L’« offre active » : ce concept fait de plus en plus parler de lui dans le milieu de la santé. Mais à quoi réfère-t-il? Il s’agit d’une approche consistant, pour les fournisseurs de services de santé, à proposer sans ambiguïté à leurs clients et bénéficiaires de les servir en français plutôt que d’attendre que ceux-ci en fassent la demande. Au quotidien, cela se traduit par la présence d’affiches mentionnant la disponibilité de services francophones, par des réceptionnistes qui accueillent les patients dans les deux langues officielles, par des épinglettes identifiant le personnel capable de s’exprimer en français, etc.
Luxe ou nécessité, demanderont certains? Pour Roger Gervais, sociologue, la réponse ne fait aucun doute : il s’agit d’une priorité dont la raison d’être n’est ni plus ni moins que la santé et la sécurité du patient. M. Gervais était l’invité du London InterCommunity Health Centre (LIHC) où il a fait une présentation devant une assistance francophone, le 23 octobre dernier, dans le cadre de la Semaine de la santé et du bien-être communautaire. Comme l’a expliqué Sonia Muhimpundu, promotrice de la santé au LIHC, dans son mot de bienvenue, cette semaine est soulignée de diverses manières dans tous les centres de santé communautaire de l’Ontario et Roger Gervais est bien placé pour aborder la question des minorités linguistiques.
En effet, ce professeur adjoint en sociologie à l’Université Sainte-Anne, en Nouvelle-Écosse, a fait de cette question un de ses thèmes de prédilection. Loin d’être étranger aux réalités ontariennes, il a notamment été directeur général du Centre franco-ontarien de folklore et coordonateur et associé de recherche principal pour le projet Pauvreté, sans-abrisme et migration de l’Université Laurentienne.
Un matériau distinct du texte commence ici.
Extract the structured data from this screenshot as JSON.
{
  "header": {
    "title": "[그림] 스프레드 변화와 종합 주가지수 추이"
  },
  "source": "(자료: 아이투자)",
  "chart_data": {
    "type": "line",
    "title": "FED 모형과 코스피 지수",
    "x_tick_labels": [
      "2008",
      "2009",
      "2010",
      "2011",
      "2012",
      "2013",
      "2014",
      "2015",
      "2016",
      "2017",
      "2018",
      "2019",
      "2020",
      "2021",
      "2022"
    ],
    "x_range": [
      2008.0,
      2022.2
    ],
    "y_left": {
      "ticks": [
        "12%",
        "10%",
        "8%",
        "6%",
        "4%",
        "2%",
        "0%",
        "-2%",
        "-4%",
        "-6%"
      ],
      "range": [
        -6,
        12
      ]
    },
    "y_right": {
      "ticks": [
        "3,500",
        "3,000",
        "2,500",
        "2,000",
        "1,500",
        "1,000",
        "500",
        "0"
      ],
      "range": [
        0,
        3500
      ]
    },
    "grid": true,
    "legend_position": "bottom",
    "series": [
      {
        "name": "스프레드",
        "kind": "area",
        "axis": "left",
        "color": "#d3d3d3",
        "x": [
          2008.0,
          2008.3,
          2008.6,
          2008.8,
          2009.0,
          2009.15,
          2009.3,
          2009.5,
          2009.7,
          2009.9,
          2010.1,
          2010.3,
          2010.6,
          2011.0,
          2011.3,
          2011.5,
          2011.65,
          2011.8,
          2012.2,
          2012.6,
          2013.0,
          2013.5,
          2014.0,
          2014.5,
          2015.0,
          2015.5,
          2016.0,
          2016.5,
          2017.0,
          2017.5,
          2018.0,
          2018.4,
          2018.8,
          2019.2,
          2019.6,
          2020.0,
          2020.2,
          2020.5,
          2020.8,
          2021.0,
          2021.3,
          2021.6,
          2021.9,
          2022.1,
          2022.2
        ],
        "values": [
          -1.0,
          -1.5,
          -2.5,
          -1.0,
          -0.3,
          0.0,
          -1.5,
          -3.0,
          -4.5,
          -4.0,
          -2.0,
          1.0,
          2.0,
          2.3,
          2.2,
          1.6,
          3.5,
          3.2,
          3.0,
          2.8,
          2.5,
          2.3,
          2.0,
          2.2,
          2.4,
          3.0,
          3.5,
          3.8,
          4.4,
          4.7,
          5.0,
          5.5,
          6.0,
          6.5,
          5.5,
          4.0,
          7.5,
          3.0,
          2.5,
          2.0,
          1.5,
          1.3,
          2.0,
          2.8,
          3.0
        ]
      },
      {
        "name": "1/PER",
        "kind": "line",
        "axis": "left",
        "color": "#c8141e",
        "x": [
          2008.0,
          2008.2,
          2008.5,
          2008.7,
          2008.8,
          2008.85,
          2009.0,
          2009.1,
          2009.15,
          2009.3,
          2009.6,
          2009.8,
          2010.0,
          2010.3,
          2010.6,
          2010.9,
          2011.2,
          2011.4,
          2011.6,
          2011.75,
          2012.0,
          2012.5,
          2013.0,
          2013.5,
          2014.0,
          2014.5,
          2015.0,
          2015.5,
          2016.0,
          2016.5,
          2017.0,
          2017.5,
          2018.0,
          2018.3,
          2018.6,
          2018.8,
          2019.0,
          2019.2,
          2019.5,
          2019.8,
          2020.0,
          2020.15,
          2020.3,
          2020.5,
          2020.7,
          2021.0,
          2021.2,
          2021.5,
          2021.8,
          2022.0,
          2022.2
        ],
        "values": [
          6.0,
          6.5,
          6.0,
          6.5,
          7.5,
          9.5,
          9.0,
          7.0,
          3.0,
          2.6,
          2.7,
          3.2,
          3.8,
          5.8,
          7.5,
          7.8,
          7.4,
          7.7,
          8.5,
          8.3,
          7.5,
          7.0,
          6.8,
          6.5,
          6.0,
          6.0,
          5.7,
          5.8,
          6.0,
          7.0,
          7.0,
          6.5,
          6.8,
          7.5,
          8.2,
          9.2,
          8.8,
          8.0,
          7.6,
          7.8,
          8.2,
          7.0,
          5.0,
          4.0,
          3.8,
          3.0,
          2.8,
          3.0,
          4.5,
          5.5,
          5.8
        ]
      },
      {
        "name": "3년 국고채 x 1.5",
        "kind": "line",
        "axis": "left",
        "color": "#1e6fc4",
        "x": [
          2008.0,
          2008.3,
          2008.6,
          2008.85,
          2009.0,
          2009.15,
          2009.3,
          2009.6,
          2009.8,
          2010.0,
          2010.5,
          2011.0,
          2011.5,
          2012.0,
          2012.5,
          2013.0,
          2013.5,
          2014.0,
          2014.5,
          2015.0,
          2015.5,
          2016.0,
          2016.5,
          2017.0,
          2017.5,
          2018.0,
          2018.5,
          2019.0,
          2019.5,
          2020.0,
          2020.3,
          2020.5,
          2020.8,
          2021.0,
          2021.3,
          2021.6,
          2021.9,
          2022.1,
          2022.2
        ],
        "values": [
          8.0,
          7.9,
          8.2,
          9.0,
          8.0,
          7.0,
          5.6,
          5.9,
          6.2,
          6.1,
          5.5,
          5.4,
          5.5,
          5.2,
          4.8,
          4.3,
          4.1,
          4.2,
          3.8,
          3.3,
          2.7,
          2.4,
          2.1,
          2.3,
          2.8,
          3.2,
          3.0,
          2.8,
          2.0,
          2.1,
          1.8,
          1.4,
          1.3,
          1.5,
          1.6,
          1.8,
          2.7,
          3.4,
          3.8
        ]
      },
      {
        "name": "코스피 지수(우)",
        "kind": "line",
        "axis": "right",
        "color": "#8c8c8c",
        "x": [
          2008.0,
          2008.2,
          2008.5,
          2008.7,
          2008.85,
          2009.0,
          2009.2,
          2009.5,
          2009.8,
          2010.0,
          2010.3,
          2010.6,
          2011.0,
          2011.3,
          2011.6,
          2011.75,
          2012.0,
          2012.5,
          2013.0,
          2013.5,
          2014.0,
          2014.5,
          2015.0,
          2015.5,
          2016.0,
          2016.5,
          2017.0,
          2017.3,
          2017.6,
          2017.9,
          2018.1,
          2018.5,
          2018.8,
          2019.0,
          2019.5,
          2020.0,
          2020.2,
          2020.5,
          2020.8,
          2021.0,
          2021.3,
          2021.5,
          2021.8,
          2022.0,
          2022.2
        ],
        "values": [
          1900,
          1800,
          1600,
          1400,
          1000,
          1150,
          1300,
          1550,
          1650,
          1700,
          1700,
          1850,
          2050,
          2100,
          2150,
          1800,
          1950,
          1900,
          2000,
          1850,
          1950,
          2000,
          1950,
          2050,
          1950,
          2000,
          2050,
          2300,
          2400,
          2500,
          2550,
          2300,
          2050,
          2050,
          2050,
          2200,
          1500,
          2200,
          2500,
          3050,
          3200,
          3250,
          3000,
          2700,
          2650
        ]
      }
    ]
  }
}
C’est d’abord par un récapitulatif historique que Roger Gervais a entamé sa présentation. Depuis la Conquête britannique, les francophones ont toujours, d’une façon ou une autre, dû militer pour le respect de leurs droits. En Ontario, la revendication de droits scolaires est devenue un marqueur identitaire des Franco-Ontariens. Mais depuis la lutte pour la sauvegarde de l’Hôpital Montfort, en 1997, les droits linguistiques en matière de soins de santé sont peu à peu devenus un cheval de bataille tout aussi important.
Cependant, les francophones en situation minoritaire, peu au fait de leurs droits ou craignant de déranger, hésitent souvent à demander des services de santé en français. Il arrive que des services francophones existent mais sans être publicisés d’aucune manière, les fournisseurs se fiant sur les patients pour en faire la demande. Or, cette offre passive ne fonctionne pas et entraîne son lot de complications pour la clientèle de langue française qui peine parfois à comprendre et à parler l’anglais : risque de mauvais diagnostiques, haut taux d’erreurs médicales, risques liés aux traitements erronés, problèmes légaux causés par un consentement douteux, etc. Il appert que les personnes en situation linguistique minoritaire prennent en moyenne 40 % plus de temps à guérir que ceux qui font partie de la majorité linguistique.
L’offre active permet d’éviter ces problèmes puisque, dès sa première interaction avec le milieu de la santé, le patient est invité à s’exprimer dans sa langue, une approche qui se poursuivra tout au long de sa relation avec les professionnels qui l’entourent. Bien sûr, tous ne parleront pas français, mais les ressources linguistiques destinées à atténuer ce problème seront au moins clairement mises de l’avant.
Roger Gervais a conclu sa causerie en mentionnant que Santé Canada et le Consortium national de formation en santé ont entrepris des démarches pour former et sensibiliser les étudiants dans le domaine de la santé à la question de l’offre active. Une bonne nouvelle, donc, pour les communautés francophones.